Diante da gravidade da situação, a diretoria do Cruzeiro está elaborando um dossiê que documentará os incidentes de racismo ocorridos nas arquibancadas, com a expectativa de que a entidade máxima do futebol sul-americano tome as devidas providências. Além disso, a equipe busca garantir segurança extra para seus jogadores e torcedores que viajarão para o jogo de volta na Argentina, marcado para o dia 19 de maio.
O clima conturbado não se restringiu apenas às ofensas durante o jogo. Um torcedor argentino, identificado como um homem de 28 anos, foi preso em flagrante no Mineirão depois de realizar gestos racistas, provocando torcedores cruzeirenses e fazendo alusão à cor de sua própria pele. O indivíduo foi detido pela Polícia Militar de Minas Gerais e deverá ser apresentado à Justiça em audiência de custódia nas próximas horas.
As repercussões não param por aí. O Cruzeiro planeja também reportar casos de injúria racial que se espalharam nas redes sociais, onde perfis associados aos torcedores do Boca Juniors usaram insultos racistas, referindo-se aos brasileiros de forma desrespeitosa e ofensiva. O clube considera fundamental que atitudes desse tipo não sejam normalizadas ou toleradas no ambiente do futebol.

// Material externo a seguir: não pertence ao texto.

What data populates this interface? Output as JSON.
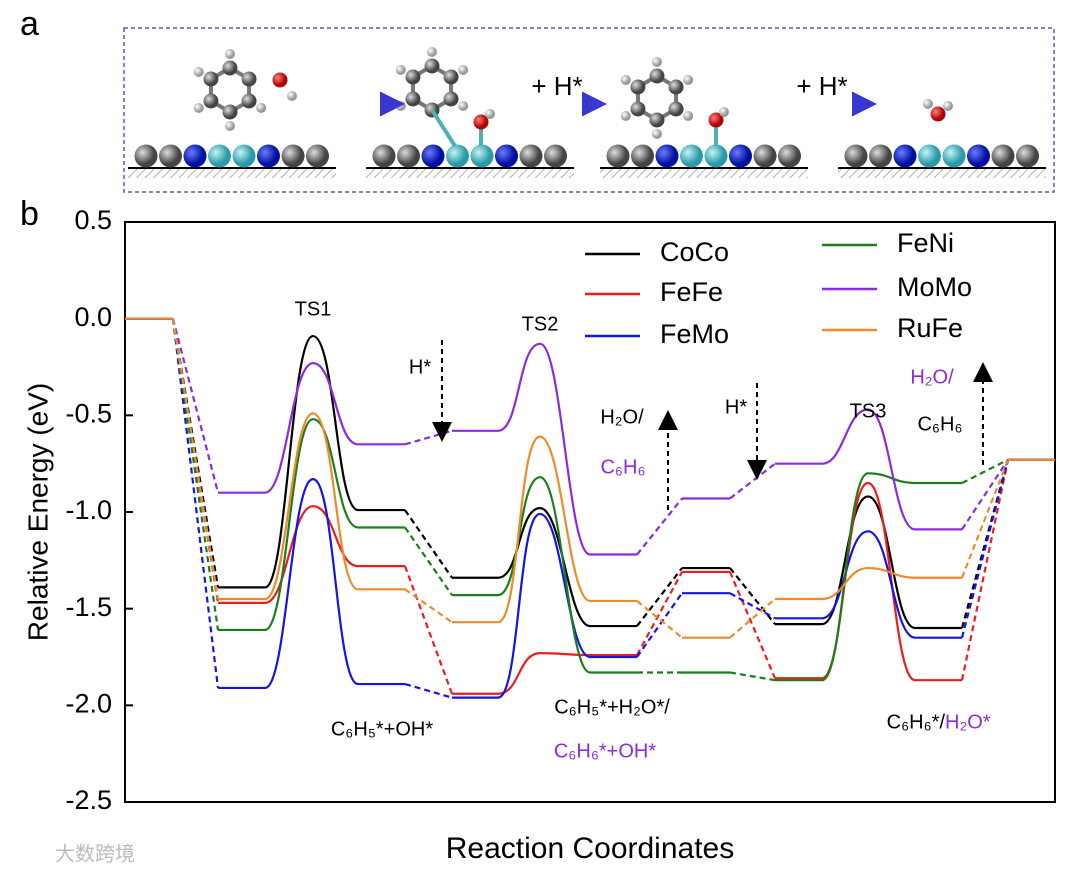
{
  "chart_data": {
    "type": "energy_profile",
    "panel_labels": [
      "a",
      "b"
    ],
    "schematic_labels": [
      "+ H*",
      "+ H*"
    ],
    "ylabel": "Relative Energy (eV)",
    "xlabel": "Reaction Coordinates",
    "ylim": [
      -2.5,
      0.5
    ],
    "yticks": [
      -2.5,
      {
        "value": -2.0,
        "label": "-2.0"
      },
      -1.5,
      {
        "value": -1.0,
        "label": "-1.0"
      },
      -0.5,
      {
        "value": 0.0,
        "label": "0.0"
      },
      0.5
    ],
    "categories": [
      null,
      null,
      null,
      null,
      null,
      null,
      null,
      null,
      null,
      null,
      null,
      null
    ],
    "series": [
      {
        "name": "CoCo",
        "color": "#000000",
        "values": [
          0,
          -1.39,
          -0.09,
          -0.99,
          -1.34,
          -0.98,
          -1.59,
          -1.29,
          -1.58,
          -0.92,
          -1.6,
          -0.73
        ]
      },
      {
        "name": "FeFe",
        "color": "#ee1c1c",
        "values": [
          0,
          -1.47,
          -0.97,
          -1.28,
          -1.94,
          -1.73,
          -1.74,
          -1.31,
          -1.86,
          -0.85,
          -1.87,
          -0.73
        ]
      },
      {
        "name": "FeMo",
        "color": "#1414e6",
        "values": [
          0,
          -1.91,
          -0.83,
          -1.89,
          -1.96,
          -1.01,
          -1.75,
          -1.42,
          -1.55,
          -1.1,
          -1.65,
          -0.73
        ]
      },
      {
        "name": "FeNi",
        "color": "#1a7f1a",
        "values": [
          0,
          -1.61,
          -0.52,
          -1.08,
          -1.43,
          -0.82,
          -1.83,
          -1.83,
          -1.87,
          -0.8,
          -0.85,
          -0.73
        ]
      },
      {
        "name": "MoMo",
        "color": "#8a2be2",
        "values": [
          0,
          -0.9,
          -0.23,
          -0.65,
          -0.58,
          -0.13,
          -1.22,
          -0.93,
          -0.75,
          -0.47,
          -1.09,
          -0.73
        ]
      },
      {
        "name": "RuFe",
        "color": "#ee8a2a",
        "values": [
          0,
          -1.45,
          -0.49,
          -1.4,
          -1.57,
          -0.61,
          -1.46,
          -1.65,
          -1.45,
          -1.29,
          -1.34,
          -0.73
        ]
      }
    ],
    "annotations": [
      {
        "text": "TS1",
        "color": "#000000"
      },
      {
        "text": "TS2",
        "color": "#000000"
      },
      {
        "text": "TS3",
        "color": "#000000"
      },
      {
        "text": "H*",
        "color": "#000000"
      },
      {
        "text": "H*",
        "color": "#000000"
      },
      {
        "text": "H₂O/",
        "color": "#000000"
      },
      {
        "text": "C₆H₆",
        "color": "#8a2be2"
      },
      {
        "text": "H₂O/",
        "color": "#8a2be2"
      },
      {
        "text": "C₆H₆",
        "color": "#000000"
      },
      {
        "text": "C₆H₅*+OH*",
        "color": "#000000"
      },
      {
        "text": "C₆H₅*+H₂O*/",
        "color": "#000000"
      },
      {
        "text": "C₆H₆*+OH*",
        "color": "#8a2be2"
      },
      {
        "text": "C₆H₆*/",
        "color": "#000000"
      },
      {
        "text": "H₂O*",
        "color": "#8a2be2"
      }
    ],
    "watermark": "大数跨境"
  }
}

O ocorrido não apenas ressalta um problema social exacerbado em várias esferas, mas também levanta a necessidade de uma resposta enérgica das autoridades e ligas de futebol. O combate ao racismo em estádios deve ser uma prioridade, e porta-vozes das equipes e torcedores se tornam fundamentais nesse processo de conscientização e mudança. A expectativa é que a CONMEBOL e outros organismos do esporte ajam com rigor para coibir essas práticas que ferem a dignidade humana e o espírito esportivo.